Another study by Nnamuchi reveals that notwithstanding the provisions of section 6(6)(c), health care related interests may be justiciable if the National Assembly elects to exercise its legislative prerogative under the section 4 of the Constitution.

He suggested that item 60(a) means that the National Assembly may, by legislative sanction, arrogate justiciability status to the Directive Principles in chapter II of the Constitution. The effect of such a measure will be to nullify section 6 (6) (c), “thus allowing state organs to “conform to, observe and apply the provisions” thereof of the Directive Principles as stipulated in section.

The Nigerian situation obviously has been statutorily resolved through the enactment of the National Health Act 2014 (NHA). The Act contains various key provisions that will, if appropriately implemented, help provide universal health coverage. The provisions are aimed at increasing health coverage, affordability, and accessibility.

On this, Nnamuchi said that the right to health in Nigeria could be secured under the framework of the NHA as “the Act unequivocally affirms the right of all Nigerians to health.”

The NHA has now provided an enforcement mechanism for the enforcement of the right to health specified under the Act. The effect of this is that “citizens no longer need to go through the rigorous process of enforcing the right to health care in Nigeria under the African Charter or under the provisions of Chapter II of the Constitution.

The National Health Act represents a laudable effort on the part of the Government to use legislative measures to attain the goals specified by international obligations to health.

Aside from proclaiming, as one of the objectives of the national health system, to “protect, promote, and fulfil the rights of the people of Nigeria to have access to health care services,” the NHA specifically identifies means of reaching this goal, including the creation of a legal framework that will regulate the provision of health services in the country, whether by the Government or private providers, promotion of a spirit of cooperation and shared responsibility amongst all providers of health services in the country and any part thereof; ensuring that people living in Nigeria enjoy the best possible health services within the limits of available resources; setting out the rights and obligations of health care providers, health workers, health establishments and users.
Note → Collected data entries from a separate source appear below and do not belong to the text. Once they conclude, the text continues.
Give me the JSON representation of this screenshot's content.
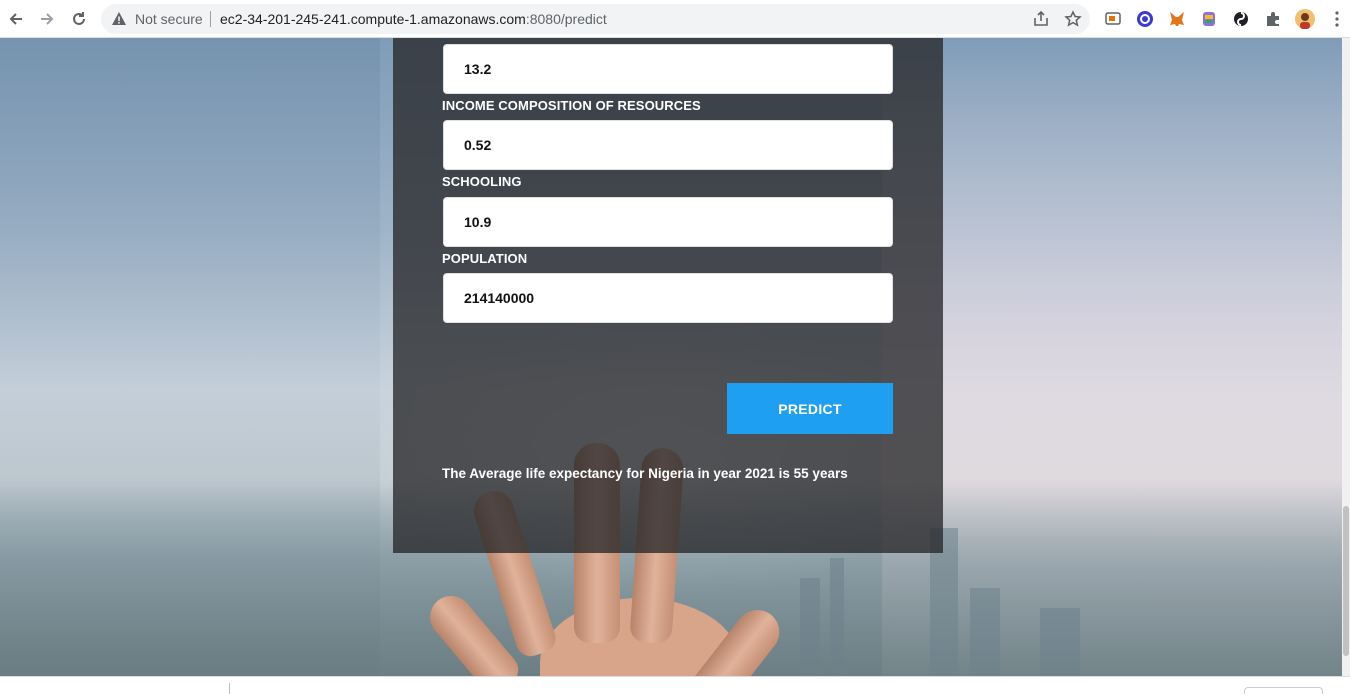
{
  "browser": {
    "security_text": "Not secure",
    "url_host": "ec2-34-201-245-241.compute-1.amazonaws.com",
    "url_rest": ":8080/predict"
  },
  "form": {
    "top_field_value": "13.2",
    "fields": [
      {
        "label": "INCOME COMPOSITION OF RESOURCES",
        "value": "0.52"
      },
      {
        "label": "SCHOOLING",
        "value": "10.9"
      },
      {
        "label": "POPULATION",
        "value": "214140000"
      }
    ],
    "predict_label": "PREDICT",
    "result_text": "The Average life expectancy for Nigeria in year 2021 is 55 years"
  },
  "colors": {
    "accent": "#1e9ff2",
    "panel": "#28282a"
  }
}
Regarding the obligation to refrain from prohibiting or impeding traditional medicines, the response of the NHA is quite positive in that it specifically identifies traditional health care providers and alternative healthcare providers as integrated within the national health system. Even the composition of the Technical Committee on Health, which advises the National Council on Health, is inclusive of associations representing traditional medicine practitioners and alternative health care providers.
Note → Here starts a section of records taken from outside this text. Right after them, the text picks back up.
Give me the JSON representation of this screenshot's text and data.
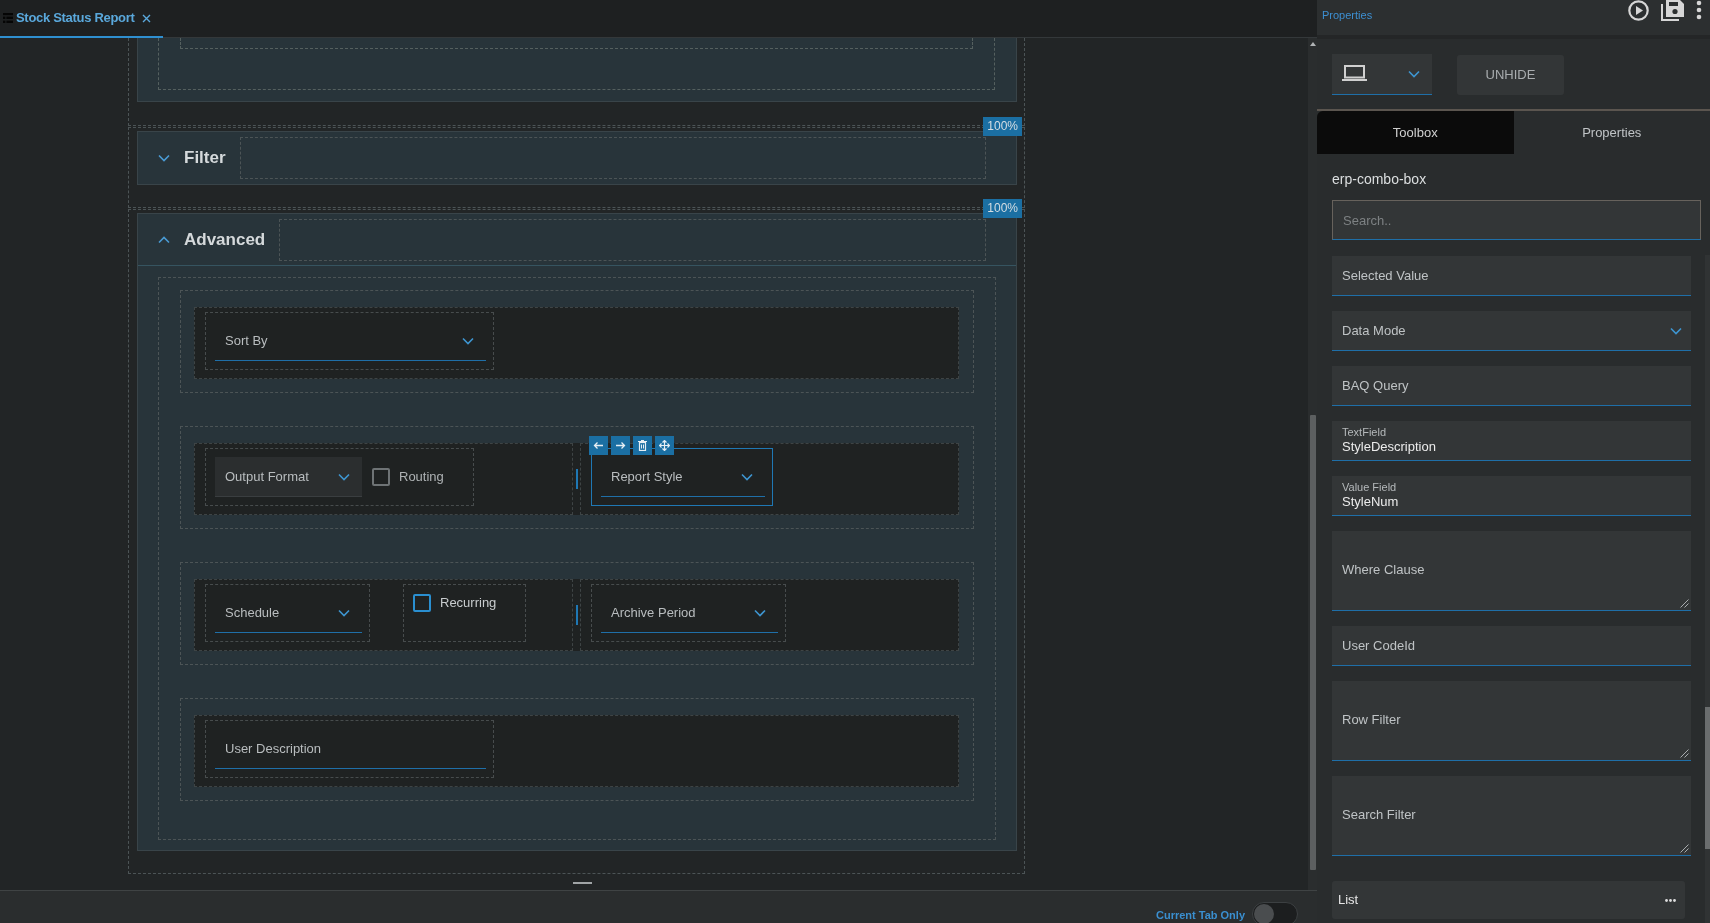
{
  "tab": {
    "title": "Stock Status Report",
    "selected": true
  },
  "canvas": {
    "sections": [
      {
        "title": "Filter",
        "expanded": false,
        "badge": "100%"
      },
      {
        "title": "Advanced",
        "expanded": true,
        "badge": "100%",
        "rows": [
          {
            "columns": [
              {
                "cells": [
                  {
                    "controls": [
                      {
                        "kind": "dropdown",
                        "label": "Sort By",
                        "selected": false,
                        "hovered": false,
                        "disabled": false
                      }
                    ]
                  }
                ]
              }
            ]
          },
          {
            "columns": [
              {
                "cells": [
                  {
                    "controls": [
                      {
                        "kind": "dropdown",
                        "label": "Output Format",
                        "selected": false,
                        "hovered": true,
                        "disabled": false
                      },
                      {
                        "kind": "checkbox",
                        "label": "Routing",
                        "checked": false,
                        "selected": false,
                        "hovered": false,
                        "disabled": true
                      }
                    ]
                  }
                ]
              },
              {
                "cells": [
                  {
                    "controls": [
                      {
                        "kind": "dropdown",
                        "label": "Report Style",
                        "selected": true,
                        "hovered": false,
                        "disabled": false
                      }
                    ]
                  }
                ]
              }
            ]
          },
          {
            "columns": [
              {
                "cells": [
                  {
                    "controls": [
                      {
                        "kind": "dropdown",
                        "label": "Schedule",
                        "selected": false,
                        "hovered": false,
                        "disabled": false
                      }
                    ]
                  },
                  {
                    "controls": [
                      {
                        "kind": "checkbox",
                        "label": "Recurring",
                        "checked": false,
                        "selected": false,
                        "hovered": false,
                        "disabled": false
                      }
                    ]
                  }
                ]
              },
              {
                "cells": [
                  {
                    "controls": [
                      {
                        "kind": "dropdown",
                        "label": "Archive Period",
                        "selected": false,
                        "hovered": false,
                        "disabled": false
                      }
                    ]
                  }
                ]
              }
            ]
          },
          {
            "columns": [
              {
                "cells": [
                  {
                    "controls": [
                      {
                        "kind": "text",
                        "label": "User Description",
                        "selected": false,
                        "hovered": false,
                        "disabled": false
                      }
                    ]
                  }
                ]
              }
            ]
          }
        ]
      }
    ]
  },
  "status_bar": {
    "toggle": {
      "label": "Current Tab Only",
      "on": false
    }
  },
  "properties_panel": {
    "link": "Properties",
    "unhide_button": "UNHIDE",
    "tabs": [
      {
        "label": "Toolbox",
        "selected": true
      },
      {
        "label": "Properties",
        "selected": false
      }
    ],
    "component": "erp-combo-box",
    "search": {
      "placeholder": "Search.."
    },
    "fields": [
      {
        "kind": "text",
        "label": "Selected Value"
      },
      {
        "kind": "select",
        "label": "Data Mode"
      },
      {
        "kind": "text",
        "label": "BAQ Query"
      },
      {
        "kind": "text",
        "label": "TextField",
        "value": "StyleDescription"
      },
      {
        "kind": "text",
        "label": "Value Field",
        "value": "StyleNum"
      },
      {
        "kind": "textarea",
        "label": "Where Clause"
      },
      {
        "kind": "text",
        "label": "User CodeId"
      },
      {
        "kind": "textarea",
        "label": "Row Filter"
      },
      {
        "kind": "textarea",
        "label": "Search Filter"
      },
      {
        "kind": "list",
        "label": "List"
      }
    ]
  }
}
There are a myriad of reasons for Nigeria’s abysmal entries in health care indicators. As one way forward, there is a need to estimate the number of deaths associated with the non-responsiveness of the Nigerian health system.

Out-of-pocket payments for health-care services are a very big challenge in Nigeria. Governments and decision makers need to come up with policies to address this problem. NHIS needs to be expanded to cover people in both the formal and informal sectors. Private health insurance has to be made mandatory while the community-based health insurance scheme needs to be scaled up across the country. Out-of-pocket payments affect the ability of households and individuals to meet basic needs and push many below the poverty line.

International organisations concerned about poverty and universal-health coverage in low-income and middle-income countries, including Nigeria, need to assist in generating adequate resources for the improvement and strengthening of health systems performance.

The importance of the right to health underscores the need for the government and partners to engender a workable healthcare framework for its citizens.